I’m writing this at night, and thinking about all the different feelings that nighttime can hold. How some nights can feel free and some stay stuffy and stifling.

Often from my bedroom I can hear a motorbike engine roaring somewhere in the distance, slicing through the silence, and I like to imagine riding down empty roads with orange streetlights and sleeping buildings. There is some irony in the fact that I am scared of the dark, but I do love night. I imagine moving so fast that I don’t notice the dark.

When it was hot last month and the nights were cloudless, I noticed some of my neighbours having a last-chance end-of-summer barbecue. It was a small bubble of activity while the rest of the neighbourhood remained still. I decided to have my own little celebration of the strange weather and lie on the dank ground under the stars. My body felt tetchy, on edge because of so much blackness, but lying on the ground it’s like you can feel the curve of the earth, and it’s easy to forget yourself, to feel like a tiny speck in the universe. When I put myself in perspective this way, human emotions aren’t so overwhelming, even though it feels like they could sometimes fill a galaxy.

Sometimes I get insomnia, and then the nights are everlasting. Music is too stimulating on nights like this, so I always resort to talk radio. In the early hours of the morning BBC World Service takes over and I drift in and out of a light doze, imagining there are other people awake and listening, potentially anywhere on earth. A bit later on there is the shipping forecast. Someone out there must be on a boat jotting down notes to remember, hearing and seeing something completely different from me. I imagine this careful fisherman, and the night doesn’t feel so lonely.

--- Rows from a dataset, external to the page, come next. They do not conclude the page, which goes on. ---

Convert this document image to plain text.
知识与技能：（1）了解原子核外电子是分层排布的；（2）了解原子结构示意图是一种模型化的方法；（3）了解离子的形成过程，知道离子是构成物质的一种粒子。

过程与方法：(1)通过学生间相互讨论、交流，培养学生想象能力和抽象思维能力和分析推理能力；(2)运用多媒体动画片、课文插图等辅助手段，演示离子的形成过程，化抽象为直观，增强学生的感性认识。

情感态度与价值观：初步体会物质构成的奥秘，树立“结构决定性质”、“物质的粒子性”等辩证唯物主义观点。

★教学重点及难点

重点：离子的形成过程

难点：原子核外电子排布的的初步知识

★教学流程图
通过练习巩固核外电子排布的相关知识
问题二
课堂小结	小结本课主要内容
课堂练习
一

Tonight is one of those rare nights when the moonlight is so bright that I can open my window and see traces of clouds and branches and the wide lawn of my garden. In the deep winter I can open my window and see my breath and make my mark upon the nighttime. Just open a window and you are a witness.

I love the glow of lights at night—flickering in windows, illuminating leaves. Shadows. Places to hide. When all the lights are finally off and the night is at its darkest, that’s the easiest time to feel alone. I find this kind of solitude liberating. I am alone with whatever, or whomever, I want to be alone with.

Usually it’s my thoughts. On the cusp between awake and asleep, reality and dreaming, I think about the vastness of time, or stare at my ceiling and pray. Dawn and dusk, the bookends of night, remind me that there is change. When the night has been full of worry and dreams anxiety-ridden, there is nothing like that blue transition to assure me that there’s always a new day, that the fog has lifted. Sometimes it’s good to lie on your bed when the sun starts to go down and not turn on any light until it’s pitch-black outside. A clear dusk has a rainbow of colours and it’s like nature’s own mood lighting.

In the last week I realised it’s much better to happy about what you have got than sad about what you haven’t got. For me, this kind of self-realisation only happens at night.